Tu masa de oprimidos y de parias –le
contesté– no es más que una abstracción. Sólo los individuos existen, si es que
existe alguien.
Jorge Luis Borges
Aunque no hay nada más concreto que nuestra vida, con sus
dolores y placeres, muchos hombres han optado por menospreciarla, prefiriendo
defender aquello que no le resulta esencial. Según esta óptica, las angustias
personales no tendrían relevancia, porque contaríamos con un sistema que nos
exige considerar asuntos objetivos. Éste sería el único camino que nos conduce
a la verdad; las demás alternativas podrían exponernos al error, por lo cual
deben ser descartadas. Así, bendecido por una supuesta imparcialidad, el
estudio de la totalidad se sobrepuso al interés que gira en torno a los hechos
singulares. Hegel dispuso lo que se debía realizar: entender el sistema; por
tanto, las individualidades no servían sino para perjudicar tal cometido.
Lamentablemente, un absurdo como éste no ha dejado de ganar seguidores que nos
fastidian con su desdén hacia lo subjetivo.
La falta de valor que se
reconoce a los individuos puede notarse, con claridad, en el ámbito político. No
importa que un Estado se haya levantado para garantizar, en primer lugar, el
ejercicio de los derechos del hombre; éste podría ser amparado sólo cuando
integrara un grupo. Pertenecer a cualquier asociación, entonces, es el
requisito que debe cumplirse si queremos ser atendidos prósperamente por las
autoridades. Aun cuando su genialidad no admita comparación, la queja de un
ciudadano jamás tendrá efectos similares a las reclamaciones gritadas por una
muchedumbre. La cantidad es, pues, determinante al momento de ponderar las
demandas presentadas por los sujetos que permiten gobernar. Los demagogos, hábiles en
el manejo de rebaños, se han percatado de esto y conocen cuánto provecho puede
generar ceñirse a lo requerido por la turba.
La sociedad contribuye al
maltrato de quienes no aprueban una cultura favorable al gregarismo. Lo sensato
parece asociarse con otros mortales para satisfacer necesidades elementales;
empero, la norma contemporánea es que las afiliaciones deban ser multiplicadas
hasta el vértigo. Siguiendo esta lógica, se sostiene que la soledad no puede
proporcionarnos ningún tipo de júbilo.

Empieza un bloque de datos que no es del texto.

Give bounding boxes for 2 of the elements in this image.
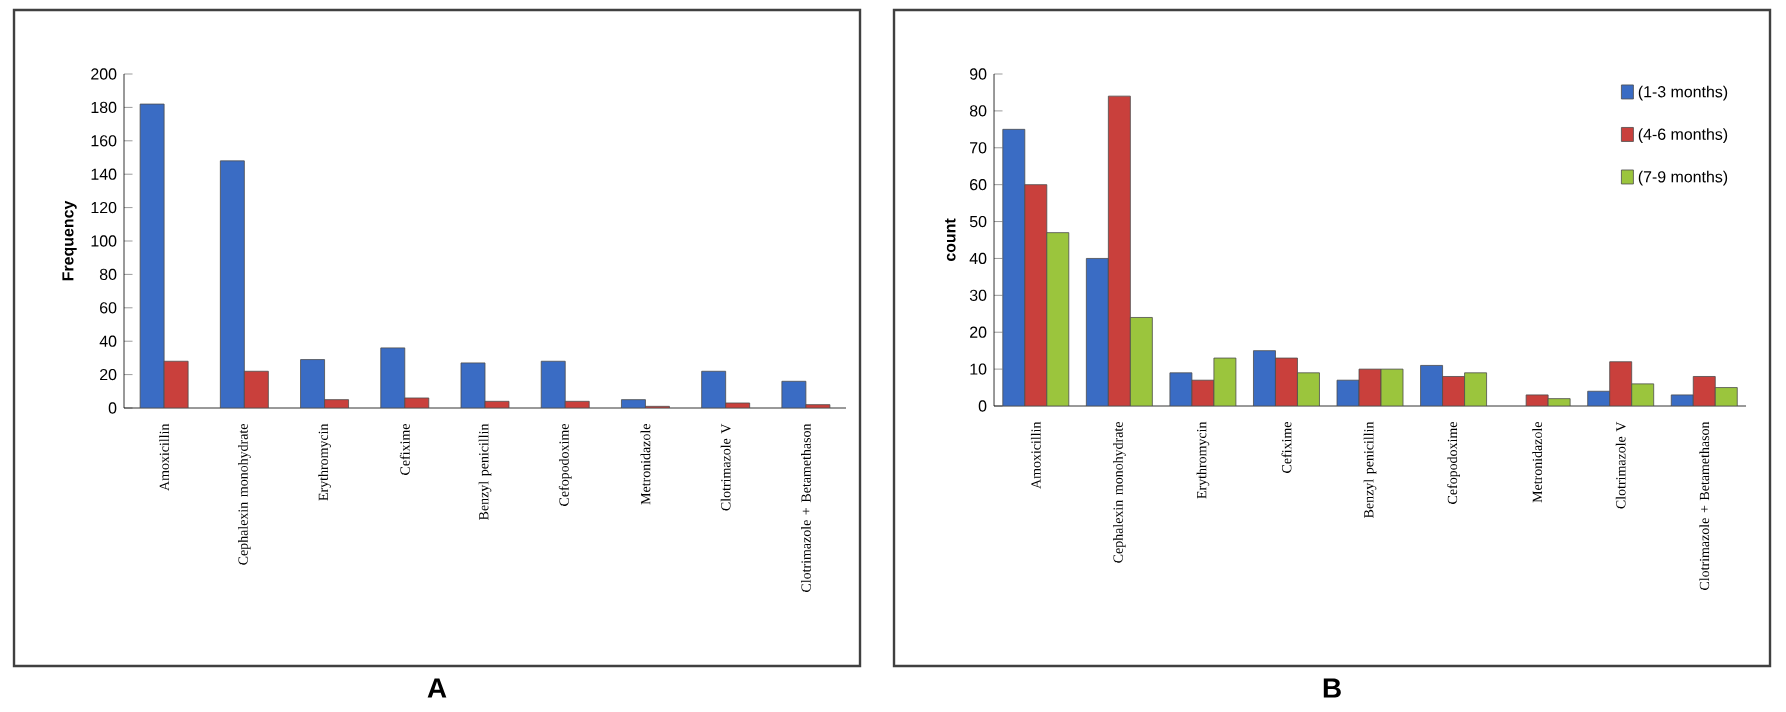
text: A [427, 678, 447, 698]
text: B [1323, 678, 1341, 698]
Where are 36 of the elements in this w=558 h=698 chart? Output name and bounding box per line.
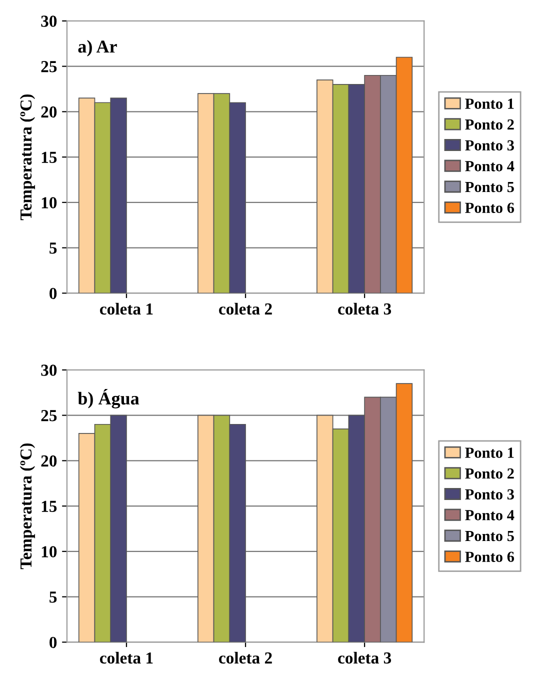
text: b) Água bbox=[78, 388, 140, 408]
legend-label: Ponto 2 bbox=[465, 468, 514, 479]
legend-label: Ponto 5 bbox=[465, 182, 514, 192]
y-tick-label: 25 bbox=[41, 410, 57, 422]
y-axis-title: Temperatura (ºC) bbox=[20, 94, 36, 220]
x-tick-label: coleta 1 bbox=[100, 302, 153, 315]
y-tick-label: 10 bbox=[42, 546, 57, 558]
x-tick-label: coleta 3 bbox=[338, 302, 392, 315]
legend-label: Ponto 5 bbox=[465, 531, 514, 542]
y-tick-label: 0 bbox=[50, 636, 57, 648]
y-tick-label: 5 bbox=[50, 592, 57, 603]
y-tick-label: 20 bbox=[41, 455, 57, 467]
x-tick-label: coleta 2 bbox=[219, 652, 272, 664]
legend-label: Ponto 1 bbox=[465, 448, 514, 458]
x-tick-label: coleta 1 bbox=[100, 652, 153, 664]
y-tick-label: 25 bbox=[41, 61, 57, 72]
legend-label: Ponto 4 bbox=[465, 510, 514, 520]
x-tick-label: coleta 2 bbox=[219, 302, 272, 315]
x-tick-label: coleta 3 bbox=[338, 652, 392, 664]
y-tick-label: 10 bbox=[42, 197, 57, 208]
text: a) Ar bbox=[78, 40, 117, 56]
legend-label: Ponto 6 bbox=[465, 552, 514, 562]
y-axis-title: Temperatura (ºC) bbox=[20, 443, 36, 570]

Además, para persuadirnos de sumarnos al
conjunto, perdiendo esa soberanía que justifica nuestra mezquindad, se anuncia
una opresión inevitable. Con la mira de conseguir fines supuestamente
superiores, no habría campo en donde su imperio colectivo fuese inadmisible. Esto
tendría el objetivo de beneficiar a las agrupaciones. Porque, cuando se forma
parte de una entidad, sea pública o privada, el deber es lograr metas que estén
más allá del individuo. Velar por los intereses propios, aquéllos que posibilitan
goces e impulsan nuestro avance, es juzgado negativo.
Por suerte, desde que los
existencialistas irrumpieron en la historia del pensamiento, lo individual ha
merecido mayores atenciones. Durante la primera mitad del siglo XIX, Kierkegaard
se rebeló en contra de ideas que glorificaban las abstracciones. Este filósofo,
cuya presencia en la Tierra fue breve pero excepcional, criticó que no
analizáramos los temores, desesperaciones y esperanzas del hombre singular. Es
cierto que se había teorizado bastante acerca de nuestra naturaleza; no
obstante, los conceptos elaborados eran insuficientes para una cuestión tan
básica como ayudarnos a vivir. Los grandes sistemas no aportan al
esclarecimiento de las dudas que nos agobian; en consecuencia, debemos plantear
nuevos interrogantes. Asimismo, esta laudable postura nos impone la obligación
de negar toda supremacía que una multitud se atribuya. No podemos cometer la imbecilidad
de minimizarnos; las esclavitudes del pasado se consumaron gracias a ello. En
suma, éstos son algunos postulados de una cruzada que, pese a los ataques
recibidos, tiene como propósito la dignificación del individuo. Huelga decir
que únicamente los seres con alma de siervos podrían oponerse a respaldarla.
Nota pictórica. Las
masacres del Triunvirato es una obra de Antoine Caron (1520-1598).